Pilar Adón. Foto: Javi Martínez
Un poso de inquietante y perturbadora extrañeza permanece en quien se acerca a un libro de Pilar Adón (Madrid, 1971), traductora, poeta y narradora. La sensación de asistir a un universo tremendamente humano, dominado por relaciones irracionales, por emociones sincopadas, por paisajes donde habita el desasosiego y la contención. Un universo paradójico, como lo es la propia condición humana cuando se desnuda para ser proyectada sobre un espejo que no maquilla lo que refleja. Si alguien decide acercarse a uno de sus libros para descubrir qué ocurre en ellos, y conocer a la autora, que no se pierda la novela Las hijas de Sara (2003), o el libro de relatos El mes más cruel (2010), del todo huidizos con los lugares comunes, nada previsibles, y así le pondrá cuerpo a la extraña fascinación que provocan. Los dos son una buena muestra de los motores de sus historias, el lado oscuro de las relaciones, la familia, siempre detrás, condicionando y determinando. Los mismos motivos que reaparecen en Las efímeras, una novela que vuelve a la complejidad esencial del individuo: sobre la convivencia cuando es devastadora, sobre el deseo de dominio, la naturaleza que ahoga y libera, y la imposibilidad de escapar a ella.Una historia que tiene lugar en un territorio simbólico, en pleno escenario natural, casi primitivo. La protagonizan dos hermanas, Dora y Olivia, que viven aisladas, juntas y solas ("ese era el plan"), en una relación asfixiante de la que un día Olivia, la más joven, intenta escapar, acercándose al inquietante Denis, otro "desterrado" a causa de una leyenda familiar de la que no puede defenderse. Ese será el detonante de una acción que hará que en pocos días todo cambie para ellos. Por otro lado, la historia de esa extraña comunidad, llamada La Roche, representada por una casa grande y cargada de historias, regentada por Anita, a quien todos consideran la esencia del orden y la justicia. Se trata de un microcosmos al que solo llegan con ánimo de instalarse quienes "niegan lo superfluo y rechazan lo innecesario". Allí llegó también el joven Tom, que "salió de su casa para estudiar medicina y se quedó", buscando instalarse, hacerse un hueco. A Anita le ayudó a olvidar la soledad, y le trajo esperanza y desasosiego, indecisiones y suspicacias.

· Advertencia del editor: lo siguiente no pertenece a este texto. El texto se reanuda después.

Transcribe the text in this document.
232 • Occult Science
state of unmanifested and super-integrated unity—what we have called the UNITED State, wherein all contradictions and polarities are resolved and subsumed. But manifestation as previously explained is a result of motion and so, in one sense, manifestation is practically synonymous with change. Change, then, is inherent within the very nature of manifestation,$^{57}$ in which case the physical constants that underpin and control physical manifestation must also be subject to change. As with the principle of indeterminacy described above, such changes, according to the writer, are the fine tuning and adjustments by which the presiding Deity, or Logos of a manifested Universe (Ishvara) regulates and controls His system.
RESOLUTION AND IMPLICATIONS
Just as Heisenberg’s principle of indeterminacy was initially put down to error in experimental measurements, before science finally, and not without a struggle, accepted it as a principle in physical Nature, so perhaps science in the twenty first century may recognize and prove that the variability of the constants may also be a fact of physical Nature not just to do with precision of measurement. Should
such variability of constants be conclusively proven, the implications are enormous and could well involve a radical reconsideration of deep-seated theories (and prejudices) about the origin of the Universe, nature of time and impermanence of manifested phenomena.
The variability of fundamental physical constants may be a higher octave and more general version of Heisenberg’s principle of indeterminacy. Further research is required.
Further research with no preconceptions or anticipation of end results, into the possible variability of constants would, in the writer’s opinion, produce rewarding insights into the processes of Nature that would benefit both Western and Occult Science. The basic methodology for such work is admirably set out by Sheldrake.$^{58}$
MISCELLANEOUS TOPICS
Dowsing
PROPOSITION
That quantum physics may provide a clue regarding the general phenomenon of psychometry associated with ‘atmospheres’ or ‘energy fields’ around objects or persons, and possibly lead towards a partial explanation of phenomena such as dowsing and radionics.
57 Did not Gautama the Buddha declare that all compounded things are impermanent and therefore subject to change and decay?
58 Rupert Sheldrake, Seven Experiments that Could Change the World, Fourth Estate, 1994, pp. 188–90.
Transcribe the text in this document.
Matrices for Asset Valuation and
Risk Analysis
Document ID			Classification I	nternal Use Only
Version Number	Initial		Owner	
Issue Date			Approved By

No hay más voces en esta historia, abierta pero sin salida, narrada por un único punto de vista que mide las palabras y hasta la sintaxis, y logra crear un espacio franqueable solo a medias. Seducen por la realidad sugerida, por la desnudez de lo que en ellos se muestra, por la soledad tan descarnada de quienes la habitan. Y por encima de todo, ese territorio dominado por la fuerza de la naturaleza, a la que todos se someten, que tiene el eco de lugares míticos e inolvidables. Inquietante y perturbadora, decíamos. Una novela que no se lo pone fácil al lector y que fascinará a los incondicionales de la escritora. A sus libros les ocurre lo que decía Marta Sanz de libros como este: que sin forzarlos, hablan de literatura solos.